Abbiamo saputo, figli carissimi, che l’argomento del vostro incontro è la formazione dei Direttori di Esercizi Spirituali per rendere sempre più efficace e più adatto agli attuali bisogni delle anime un lavoro apostolico tra i più fruttuosi nella Chiesa. Ce ne rallegriamo e ci congratuliamo di tutto cuore con voi.
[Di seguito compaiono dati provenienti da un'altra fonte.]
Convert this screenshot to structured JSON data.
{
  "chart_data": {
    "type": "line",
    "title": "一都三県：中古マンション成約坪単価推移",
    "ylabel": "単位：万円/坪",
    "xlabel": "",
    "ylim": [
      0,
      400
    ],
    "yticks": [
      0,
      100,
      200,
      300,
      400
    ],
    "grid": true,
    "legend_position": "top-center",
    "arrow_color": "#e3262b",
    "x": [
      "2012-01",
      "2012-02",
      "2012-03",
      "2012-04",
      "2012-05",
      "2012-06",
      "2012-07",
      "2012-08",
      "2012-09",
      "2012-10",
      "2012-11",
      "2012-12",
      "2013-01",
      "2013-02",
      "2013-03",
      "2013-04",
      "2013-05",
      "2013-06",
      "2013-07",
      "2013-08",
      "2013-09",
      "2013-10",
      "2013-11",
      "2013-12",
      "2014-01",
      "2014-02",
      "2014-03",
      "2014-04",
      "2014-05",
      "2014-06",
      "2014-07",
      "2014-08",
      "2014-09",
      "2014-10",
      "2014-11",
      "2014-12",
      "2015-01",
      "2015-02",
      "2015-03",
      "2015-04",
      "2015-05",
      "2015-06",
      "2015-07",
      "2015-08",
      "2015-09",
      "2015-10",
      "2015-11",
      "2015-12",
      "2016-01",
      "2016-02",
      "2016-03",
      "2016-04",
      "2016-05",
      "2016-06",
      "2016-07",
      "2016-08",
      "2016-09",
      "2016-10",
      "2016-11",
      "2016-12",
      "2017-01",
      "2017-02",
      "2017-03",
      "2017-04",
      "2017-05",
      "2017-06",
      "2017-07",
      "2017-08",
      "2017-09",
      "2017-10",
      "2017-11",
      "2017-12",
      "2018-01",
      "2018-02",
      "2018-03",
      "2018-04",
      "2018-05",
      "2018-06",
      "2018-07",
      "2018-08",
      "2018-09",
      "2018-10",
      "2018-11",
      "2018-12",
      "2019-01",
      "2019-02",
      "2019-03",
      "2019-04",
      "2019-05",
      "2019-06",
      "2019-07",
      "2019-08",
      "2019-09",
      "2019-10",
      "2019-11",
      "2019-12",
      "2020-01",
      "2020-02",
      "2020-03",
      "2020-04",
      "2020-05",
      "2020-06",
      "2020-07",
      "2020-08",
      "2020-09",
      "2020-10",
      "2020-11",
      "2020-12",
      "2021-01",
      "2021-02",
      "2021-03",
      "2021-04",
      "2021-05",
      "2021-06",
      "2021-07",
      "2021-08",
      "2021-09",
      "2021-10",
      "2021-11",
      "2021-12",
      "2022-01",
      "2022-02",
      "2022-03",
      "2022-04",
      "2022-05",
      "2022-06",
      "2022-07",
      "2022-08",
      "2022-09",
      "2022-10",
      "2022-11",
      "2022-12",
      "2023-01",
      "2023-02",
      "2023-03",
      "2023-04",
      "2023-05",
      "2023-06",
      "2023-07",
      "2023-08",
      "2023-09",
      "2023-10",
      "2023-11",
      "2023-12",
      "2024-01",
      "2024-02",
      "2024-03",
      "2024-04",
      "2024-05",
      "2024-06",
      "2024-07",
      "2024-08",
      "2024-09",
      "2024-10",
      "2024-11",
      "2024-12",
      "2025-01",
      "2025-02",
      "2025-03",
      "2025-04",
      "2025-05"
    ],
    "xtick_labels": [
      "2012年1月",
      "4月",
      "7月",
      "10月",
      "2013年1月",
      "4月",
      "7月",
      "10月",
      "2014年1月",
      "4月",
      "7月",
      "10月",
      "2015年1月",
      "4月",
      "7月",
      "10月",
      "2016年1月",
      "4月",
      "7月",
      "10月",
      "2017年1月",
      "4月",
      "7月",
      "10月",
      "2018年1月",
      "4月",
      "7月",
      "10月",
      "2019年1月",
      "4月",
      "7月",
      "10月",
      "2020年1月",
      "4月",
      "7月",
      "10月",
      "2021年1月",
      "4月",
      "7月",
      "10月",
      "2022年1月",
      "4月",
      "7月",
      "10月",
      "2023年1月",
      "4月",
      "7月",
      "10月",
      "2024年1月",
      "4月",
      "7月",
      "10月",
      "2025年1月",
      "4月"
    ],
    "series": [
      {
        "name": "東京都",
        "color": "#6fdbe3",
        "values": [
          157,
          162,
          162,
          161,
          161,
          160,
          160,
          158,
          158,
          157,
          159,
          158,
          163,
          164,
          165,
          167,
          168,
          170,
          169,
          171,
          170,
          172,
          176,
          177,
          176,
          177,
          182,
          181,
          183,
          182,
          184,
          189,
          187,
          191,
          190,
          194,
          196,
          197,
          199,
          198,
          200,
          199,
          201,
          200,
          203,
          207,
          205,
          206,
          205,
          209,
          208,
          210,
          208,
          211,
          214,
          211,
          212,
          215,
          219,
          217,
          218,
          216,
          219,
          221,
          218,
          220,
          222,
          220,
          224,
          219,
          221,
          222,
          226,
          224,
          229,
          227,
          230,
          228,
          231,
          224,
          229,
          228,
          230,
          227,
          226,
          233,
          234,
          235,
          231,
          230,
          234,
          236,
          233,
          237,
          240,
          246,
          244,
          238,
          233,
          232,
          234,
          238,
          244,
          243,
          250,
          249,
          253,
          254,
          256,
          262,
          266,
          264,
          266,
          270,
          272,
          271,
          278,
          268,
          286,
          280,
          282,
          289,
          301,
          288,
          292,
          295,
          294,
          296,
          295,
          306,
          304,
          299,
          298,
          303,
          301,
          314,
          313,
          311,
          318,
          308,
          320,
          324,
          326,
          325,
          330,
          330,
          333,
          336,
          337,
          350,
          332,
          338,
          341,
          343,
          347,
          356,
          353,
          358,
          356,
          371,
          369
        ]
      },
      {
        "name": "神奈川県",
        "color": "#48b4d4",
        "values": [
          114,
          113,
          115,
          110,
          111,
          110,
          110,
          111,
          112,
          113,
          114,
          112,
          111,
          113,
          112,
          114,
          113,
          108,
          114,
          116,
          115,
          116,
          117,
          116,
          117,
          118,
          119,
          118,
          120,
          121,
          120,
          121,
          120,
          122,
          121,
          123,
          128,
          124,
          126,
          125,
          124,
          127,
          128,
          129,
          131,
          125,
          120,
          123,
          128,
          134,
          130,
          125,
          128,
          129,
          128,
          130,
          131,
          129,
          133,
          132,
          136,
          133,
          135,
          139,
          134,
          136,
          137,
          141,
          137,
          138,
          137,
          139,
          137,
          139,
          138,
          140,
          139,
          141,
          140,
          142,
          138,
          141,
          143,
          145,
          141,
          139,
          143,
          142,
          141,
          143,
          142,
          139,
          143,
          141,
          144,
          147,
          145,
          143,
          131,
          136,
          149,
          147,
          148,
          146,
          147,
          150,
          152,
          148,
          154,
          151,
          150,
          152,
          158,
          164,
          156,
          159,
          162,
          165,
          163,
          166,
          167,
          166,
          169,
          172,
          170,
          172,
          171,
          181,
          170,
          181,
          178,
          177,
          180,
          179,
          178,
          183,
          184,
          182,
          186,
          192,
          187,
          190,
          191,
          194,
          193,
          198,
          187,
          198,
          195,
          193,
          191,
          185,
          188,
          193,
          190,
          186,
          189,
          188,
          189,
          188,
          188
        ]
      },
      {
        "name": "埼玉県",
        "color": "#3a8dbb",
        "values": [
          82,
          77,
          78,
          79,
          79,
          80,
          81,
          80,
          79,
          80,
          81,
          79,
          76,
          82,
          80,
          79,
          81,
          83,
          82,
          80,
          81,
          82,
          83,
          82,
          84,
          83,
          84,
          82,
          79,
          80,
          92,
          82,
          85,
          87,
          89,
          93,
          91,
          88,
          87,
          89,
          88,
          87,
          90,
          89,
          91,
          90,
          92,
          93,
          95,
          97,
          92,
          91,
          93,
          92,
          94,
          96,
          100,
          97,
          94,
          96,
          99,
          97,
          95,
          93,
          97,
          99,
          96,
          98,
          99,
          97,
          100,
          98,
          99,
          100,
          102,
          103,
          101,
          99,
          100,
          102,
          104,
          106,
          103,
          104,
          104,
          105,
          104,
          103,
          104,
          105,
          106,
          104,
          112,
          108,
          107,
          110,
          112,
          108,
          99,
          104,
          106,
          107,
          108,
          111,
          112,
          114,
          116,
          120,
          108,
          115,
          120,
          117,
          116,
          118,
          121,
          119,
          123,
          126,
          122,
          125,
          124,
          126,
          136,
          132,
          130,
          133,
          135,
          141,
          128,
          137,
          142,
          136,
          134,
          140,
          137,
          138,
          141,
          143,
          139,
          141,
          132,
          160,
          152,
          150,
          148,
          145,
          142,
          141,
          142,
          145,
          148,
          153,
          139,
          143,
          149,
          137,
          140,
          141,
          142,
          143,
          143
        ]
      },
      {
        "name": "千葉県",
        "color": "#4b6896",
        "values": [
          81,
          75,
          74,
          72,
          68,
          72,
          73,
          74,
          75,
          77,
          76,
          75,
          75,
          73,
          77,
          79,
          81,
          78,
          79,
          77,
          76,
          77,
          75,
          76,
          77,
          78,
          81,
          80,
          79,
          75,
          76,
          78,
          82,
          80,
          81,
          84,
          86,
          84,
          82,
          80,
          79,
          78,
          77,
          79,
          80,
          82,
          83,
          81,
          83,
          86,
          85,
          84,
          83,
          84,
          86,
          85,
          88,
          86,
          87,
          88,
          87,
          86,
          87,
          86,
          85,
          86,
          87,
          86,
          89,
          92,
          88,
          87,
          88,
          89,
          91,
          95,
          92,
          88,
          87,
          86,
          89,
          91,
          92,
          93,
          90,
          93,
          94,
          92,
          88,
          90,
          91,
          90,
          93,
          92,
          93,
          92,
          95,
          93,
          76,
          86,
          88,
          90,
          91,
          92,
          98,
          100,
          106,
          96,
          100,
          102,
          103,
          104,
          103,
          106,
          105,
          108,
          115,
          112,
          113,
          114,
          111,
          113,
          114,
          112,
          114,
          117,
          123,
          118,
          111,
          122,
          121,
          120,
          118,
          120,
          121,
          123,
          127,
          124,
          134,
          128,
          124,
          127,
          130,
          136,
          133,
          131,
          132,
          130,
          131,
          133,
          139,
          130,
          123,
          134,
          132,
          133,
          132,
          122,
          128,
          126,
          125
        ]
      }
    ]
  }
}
Vi guidi il Signore in questo encomiabile impegno, da cui Noi ci attendiamo preziosi risultati, e vi ispiri le misure più idonee a conservare e far rifiorire dovunque una pratica che la Chiesa tanto raccomanda ad ogni ceto di fedeli, onde ritemprare nel raccoglimento e nella preghiera le energie spirituali ed alimentare sempre più l’anelito alla santità e la fiamma della carità apostolica. A questo scopo, come segno della Nostra affettuosa stima e pegno delle più elette grazie celesti, impartiamo a voi tutti la propiziatrice Apostolica Benedizione.
La scuola pontificia «Pio IX»
Porgiamo ora il Nostro particolare saluto al numeroso gruppo - sono circa milleduecento! - della Pontificia Scuola «Pio IX», di Roma: superiori, insegnanti, alunni e loro familiari. La vostra presenza, come già il 29 gennaio 1969, ci procura la gioia di vedere attorno a Noi la grande famiglia del «Pio IX», di quell’istituzione che, fondata da quel grande e non dimenticato Pontefice come prova della sua sollecitudine per la formazione intellettuale della gioventù romana, prospera da 112 anni sotto la guida esperta, prudente, illuminata dei Fratelli di Nostra Signora della Misericordia. Da allora, la Scuola ha preparato numerose generazioni della gioventù, in maggior parte dei quartieri più vicini alla Sede Apostolica, ma anche di altre zone dell’Urbe, con la serietà dell’impostazione didattica, con Ia bontà del metodo pedagogico, con l’impronta familiare dell’ambiente scolastico, col sano agonismo dell’esercizio sportivo. Con quale spirito essa abbia adempito e adempia alla sua missione, ce lo dice la vostra venuta qui, oggi: un vero pellegrinaggio alla Sede di Pietro, per portare al Papa l’omaggio della pietà e dell’affetto, in cui si esprime la vostra fede cristiana.
Ve ne ringraziamo di cuore, ed esortiamo voi, carissimi giovani, a profittare dei tesori di luce e di grazia, che la Scuola «Pio IX» offre alla vostra intelligenza e al vostro cuore, per andare incontro alla vita con la quadratura necessaria ai nostri tempi. Voi sapete qual conto faccia la Chiesa delle scuole cattoliche: ne ha parlato in termini assai alti il Concilio Vaticano II, quando ne ha delineato i compiti nell’aiuto che esse devono dare agli adolescenti perché sviluppino la propria personalità in pienezza di vita cristiana, e nel dovere di «coordinare l’insieme della cultura umana col messaggio della salvezza, sicché la conoscenza del mondo, della vita, dell’uomo, che gli alunni via via acquistano, sia illuminata dalla fede» (Gravissimum educationis).
Camminate in questa luce, carissimi alunni, mettendo a profitto gli insegnamenti dei vostri professori, che integrano la formazione ricevuta dai genitori, ai quali esprimiamo il Nostro compiacimento per l’appoggio che essi danno, con sacrificio, alla buona causa. Su tutti discendano copiose le grazie divine di letizia, di pace e di amore, di cui vuol essere pegno la Nostra Apostolica Benedizione.